La présidente nationale de la FNSEA, Christine Lambert, avait posé clairement la règle du jeu. Étaient invités à ce grand oral les candidates et candidats ayant un score supérieur à 2% dans les sondages à la date du 3 mars.

Nathalie Artaud (Lutte Ouvrière), Nicolas Dupont-Aignan (Debout la France) et Philippe Poutou (Nouveau Parti Anticapitaliste) n’étaient donc pas conviés à échanger avec le monde agricole. De leur côté, Anne Hidalgo (Parti Socialiste), Jean-Luc Mélenchon (France Insoumise) et Yannick Jadot (écologistes) avaient décliné l’invitation. La grande salle de Micropolis « piaffait » d’impatience pour écouter les six autres candidats évoquer leur projet pour l’agriculture française et européenne. Dix minutes d’intervention chacun suivies d’une vingtaine de minutes d’échanges avec les congressistes…toutes et tous n’avaient pas un sillon rectiligne !

Fabien Roussel, « le paysan bon vivant »
Fabien Roussel, candidat à l’élection présidentielle ©YQ

Avec le candidat du Parti Communiste, on retrouvait la harangue un peu surannée, le verbe haut et le bon sens de la grande époque du parti populaire. « D’ici 2030, on sera passé de 500 000 à 300 000 exploitations agricoles en France. Si on ne fait rien, nous serons dépendants des productions étrangères. Je souhaite promouvoir l’installation de 25 000 paysans/an pour défendre le « produire français » et garantir notre souveraineté alimentaire » assure Fabien Roussel. Sur la question du foncier et de l’accès aux crédits, le candidat communiste poursuit « je nationaliserai une banque importante et l’assureur Axa. Vous, agriculteurs, quand vous emprunterez 100, vous rembourserez 80 ». L’idée est séduisante venant d’un « bon vivant » qui a conclu par un propos optimiste « Arrêtons de nous tirer des balles dans…le blé » !

Emmanuel Macron, « le paysan virtuel »
Emmanuel Macron, candidat à l’élection présidentielle ©YQ

L’actuel locataire de l’Elysée avait imposé ses conditions aux organisateurs du « Grand Oral ». Ne pouvant se déplacer à Besançon pour échanger en direct avec les agriculteurs, le président de la République avait enregistré une intervention et répondu à des questions…préparées à l’avance. On regrettera un discours très « techno » « je veux consolider notre indépendance en rémunérant mieux les agriculteurs et je serai intraitable sur les différences de traitement entre les pays de l’Union Européenne ».

Marine Le Pen, « la paysanne localiste »
Marine Le Pen, candidate à l’élection présidentielle ©YQ

« Face aux talibans de la verdure, je veux assurer la souveraineté alimentaire de notre pays au plus près des territoires ». Le sujet de la transmission des exploitations agricoles était au cœur de ses propos. « Je souhaite exonérer de droits toutes les transmissions, dans ou hors le cadre familial à condition d’assurer le maintien de la ferme au moins pendant 10 ans ». La candidate du Rassemblement National a été interpellée sur le bien-être animal.
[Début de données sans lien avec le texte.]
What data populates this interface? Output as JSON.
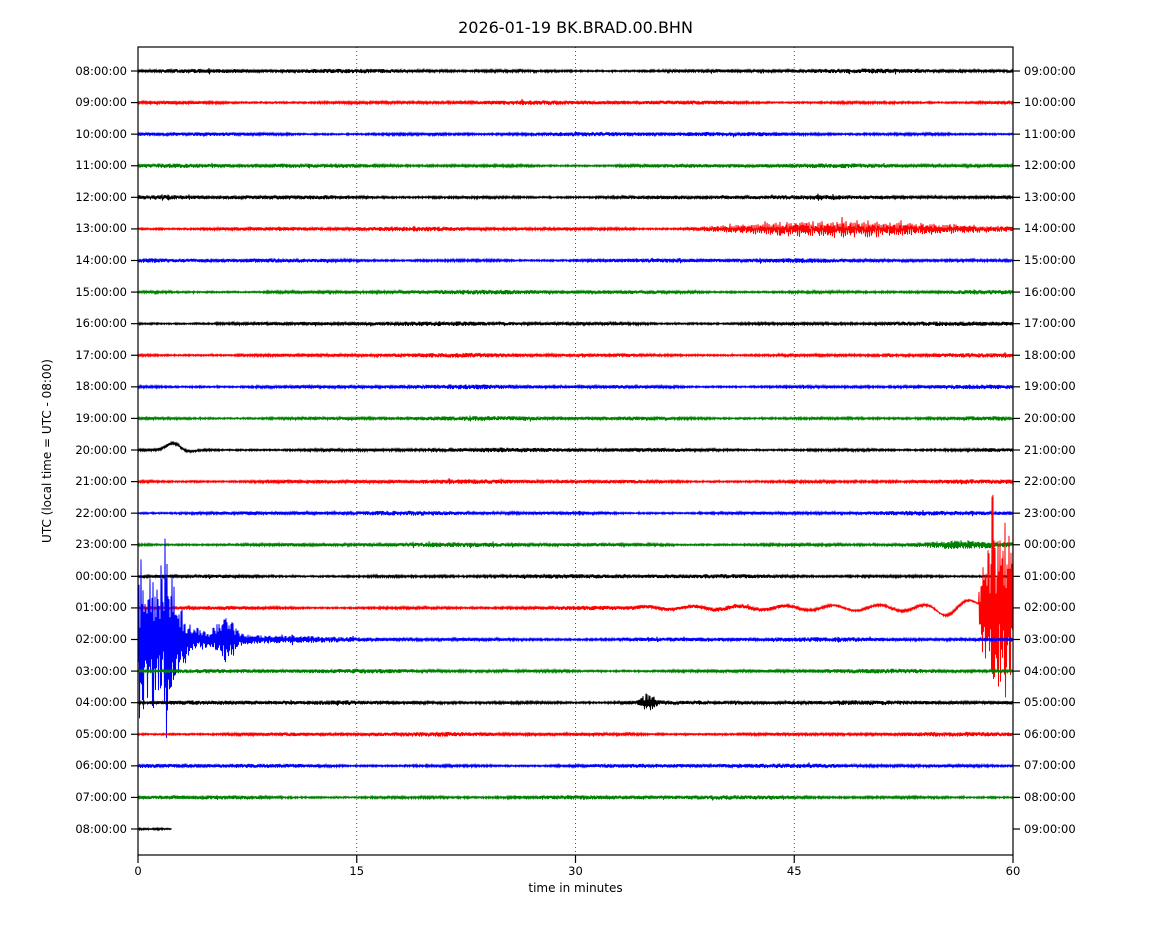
{
  "chart_data": {
    "type": "line",
    "subtype": "seismogram-helicorder-dayplot",
    "title": "2026-01-19 BK.BRAD.00.BHN",
    "xlabel": "time in minutes",
    "ylabel": "UTC (local time = UTC - 08:00)",
    "x_ticks": [
      0,
      15,
      30,
      45,
      60
    ],
    "x_range": [
      0,
      60
    ],
    "grid": "vertical-dotted-at-15-30-45",
    "legend": "none",
    "trace_color_cycle": [
      "#000000",
      "#ff0000",
      "#0000ff",
      "#008000"
    ],
    "rows": [
      {
        "utc": "08:00:00",
        "right": "09:00:00",
        "color": "#000000",
        "end_min": 60,
        "events": []
      },
      {
        "utc": "09:00:00",
        "right": "10:00:00",
        "color": "#ff0000",
        "end_min": 60,
        "events": []
      },
      {
        "utc": "10:00:00",
        "right": "11:00:00",
        "color": "#0000ff",
        "end_min": 60,
        "events": []
      },
      {
        "utc": "11:00:00",
        "right": "12:00:00",
        "color": "#008000",
        "end_min": 60,
        "events": []
      },
      {
        "utc": "12:00:00",
        "right": "13:00:00",
        "color": "#000000",
        "end_min": 60,
        "events": []
      },
      {
        "utc": "13:00:00",
        "right": "14:00:00",
        "color": "#ff0000",
        "end_min": 60,
        "events": [
          {
            "type": "tremor",
            "start": 37,
            "end": 60,
            "amp": 4.5
          }
        ]
      },
      {
        "utc": "14:00:00",
        "right": "15:00:00",
        "color": "#0000ff",
        "end_min": 60,
        "events": []
      },
      {
        "utc": "15:00:00",
        "right": "16:00:00",
        "color": "#008000",
        "end_min": 60,
        "events": []
      },
      {
        "utc": "16:00:00",
        "right": "17:00:00",
        "color": "#000000",
        "end_min": 60,
        "events": []
      },
      {
        "utc": "17:00:00",
        "right": "18:00:00",
        "color": "#ff0000",
        "end_min": 60,
        "events": []
      },
      {
        "utc": "18:00:00",
        "right": "19:00:00",
        "color": "#0000ff",
        "end_min": 60,
        "events": []
      },
      {
        "utc": "19:00:00",
        "right": "20:00:00",
        "color": "#008000",
        "end_min": 60,
        "events": []
      },
      {
        "utc": "20:00:00",
        "right": "21:00:00",
        "color": "#000000",
        "end_min": 60,
        "events": [
          {
            "type": "bump",
            "c": 2.4,
            "w": 0.45,
            "amp": 7
          },
          {
            "type": "bump",
            "c": 3.4,
            "w": 0.5,
            "amp": -1.5
          }
        ]
      },
      {
        "utc": "21:00:00",
        "right": "22:00:00",
        "color": "#ff0000",
        "end_min": 60,
        "events": []
      },
      {
        "utc": "22:00:00",
        "right": "23:00:00",
        "color": "#0000ff",
        "end_min": 60,
        "events": []
      },
      {
        "utc": "23:00:00",
        "right": "00:00:00",
        "color": "#008000",
        "end_min": 60,
        "events": [
          {
            "type": "swell",
            "c": 56.5,
            "w": 1.8,
            "amp": 2.2
          }
        ]
      },
      {
        "utc": "00:00:00",
        "right": "01:00:00",
        "color": "#000000",
        "end_min": 60,
        "events": []
      },
      {
        "utc": "01:00:00",
        "right": "02:00:00",
        "color": "#ff0000",
        "end_min": 60,
        "events": [
          {
            "type": "wander",
            "start": 34,
            "end": 57.6,
            "amp": 3.5,
            "period": 3.2
          },
          {
            "type": "bump",
            "c": 55.3,
            "w": 0.55,
            "amp": -5
          },
          {
            "type": "bump",
            "c": 56.7,
            "w": 0.6,
            "amp": 5
          },
          {
            "type": "burst",
            "start": 57.6,
            "end": 60,
            "amp": 85,
            "spike_amp": 115,
            "spike_prob": 0.18
          },
          {
            "type": "spike",
            "t": 58.65,
            "amp": 125
          }
        ]
      },
      {
        "utc": "02:00:00",
        "right": "03:00:00",
        "color": "#0000ff",
        "end_min": 60,
        "events": [
          {
            "type": "quake",
            "flat_end": 2.2,
            "flat_amp": 78,
            "tau": 0.6,
            "bump_c": 6.0,
            "bump_w": 0.55,
            "bump_a": 17,
            "coda_a": 6,
            "coda_tau": 3,
            "tail_a": 2.5,
            "tail_tau": 8,
            "spike_amp": 102,
            "spike_prob": 0.12
          }
        ]
      },
      {
        "utc": "03:00:00",
        "right": "04:00:00",
        "color": "#008000",
        "end_min": 60,
        "events": []
      },
      {
        "utc": "04:00:00",
        "right": "05:00:00",
        "color": "#000000",
        "end_min": 60,
        "events": [
          {
            "type": "swell",
            "c": 35,
            "w": 0.35,
            "amp": 8
          },
          {
            "type": "swell",
            "c": 35,
            "w": 1.4,
            "amp": 1.5
          }
        ]
      },
      {
        "utc": "05:00:00",
        "right": "06:00:00",
        "color": "#ff0000",
        "end_min": 60,
        "events": []
      },
      {
        "utc": "06:00:00",
        "right": "07:00:00",
        "color": "#0000ff",
        "end_min": 60,
        "events": []
      },
      {
        "utc": "07:00:00",
        "right": "08:00:00",
        "color": "#008000",
        "end_min": 60,
        "events": []
      },
      {
        "utc": "08:00:00",
        "right": "09:00:00",
        "color": "#000000",
        "end_min": 2.3,
        "events": []
      }
    ]
  }
}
Marine Le Pen a tenté de rassurer les éleveurs déjà fortement contraints par les réglementations françaises et européennes. A l’amoureuse des chats, un représentant agricole lui a répondu « Nous veillons quotidiennement au bien-être de nos animaux ».

Valérie Pécresse, « la paysanne des beaux quartiers »
Valérie Pécresse, candidate à l’élection présidentielle ©YQ

Très « techno » également, la candidate des Républicains a joué la carte de l’innovation pour accompagner le monde agricole dans la transition des produits phytosanitaires. « C’est le progrès scientifique que je développe dans ma région qui permettra de trouver les bonnes solutions pour une agriculture durable ». Valérie Pécresse a profité des récentes dégradations sur les réserves d’eau agricoles « le sujet de l’eau, la rareté de la ressource liée au réchauffement climatique ne peut se régler en détruisant les bassins de stockage ». Valérie Pécresse a assuré « que « le zéro artificialisation net » ne pouvait se résoudre que territoire par territoire », faisant la différence entre urbain et rural.
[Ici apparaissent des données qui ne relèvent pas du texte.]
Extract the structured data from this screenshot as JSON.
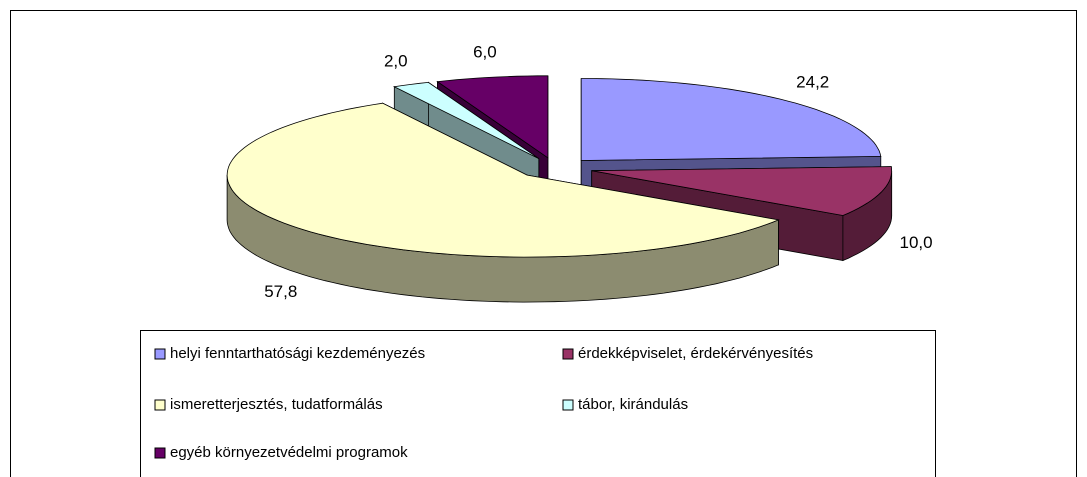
{
  "chart_data": {
    "type": "pie",
    "categories": [
      "helyi fenntarthatósági kezdeményezés",
      "érdekképviselet, érdekérvényesítés",
      "ismeretterjesztés, tudatformálás",
      "tábor, kirándulás",
      "egyéb környezetvédelmi programok"
    ],
    "values": [
      24.2,
      10.0,
      57.8,
      2.0,
      6.0
    ],
    "value_labels": [
      "24,2",
      "10,0",
      "57,8",
      "2,0",
      "6,0"
    ],
    "colors": [
      "#9999ff",
      "#993366",
      "#ffffcc",
      "#ccffff",
      "#660066"
    ],
    "legend": "bottom"
  }
}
Eric Zemmour, « le paysan intello »
Eric Zemmour, candidat à l’élection présidentielle ©YQ

Le candidat du parti « Reconquête » a axé son intervention sur « la nécessaire dotation aux nouvelles installations et au développement de l’apprentissage dans les filières agricoles ». Il souhaite redynamiser les zones rurales par une présence accrue des services publics « je veux des brigades de gendarmerie dans tous les territoires ruraux pour assurer la tranquillité publique« . Pour le candidat souverainiste « il est insupportable qu’un poulet sur deux, voire deux poulets sur trois consommés en France, soient importés ».  « Les crises actuelles ressuscitent le danger de famine » s’inquiète Eric Zemmour qui a conclu son intervention  par un vibrant « je veux pousser à l’innovation dans le monde agricole et ne plus signer des accords de libre-échange  dans lesquels les paysans français sont perdants ».

Jean Lassalle, « le paysan du bon sens »
Jean Lassalle, candidat à l’élection présidentielle ©YQ

Le berger de la vallée d’Aspe a le sens de la répartie. Aux agriculteurs français réunis à Besançon, il ne craint pas de leur dire « chez les paysans, on dit la vérité…ce n’est pas comme en politique où on ment ! J’en sais quelque chose, je suis les deux… ». Il veut « reconstruire le marché de la proximité et exonérer de droits les transmissions foncières ». « Tout est dans l’esprit » s’emporte le béarnais du haut de son mètre 90. Devant les folies de la mondialisation, « il est le paysan du retour à la lucidité ».

A l’applaudimètre et au bon sens devant les 1000 agriculteurs présents au congrès de la FNSEA à Besançon, Fabien Roussel et Jean Lassalle ont gagné haut la main.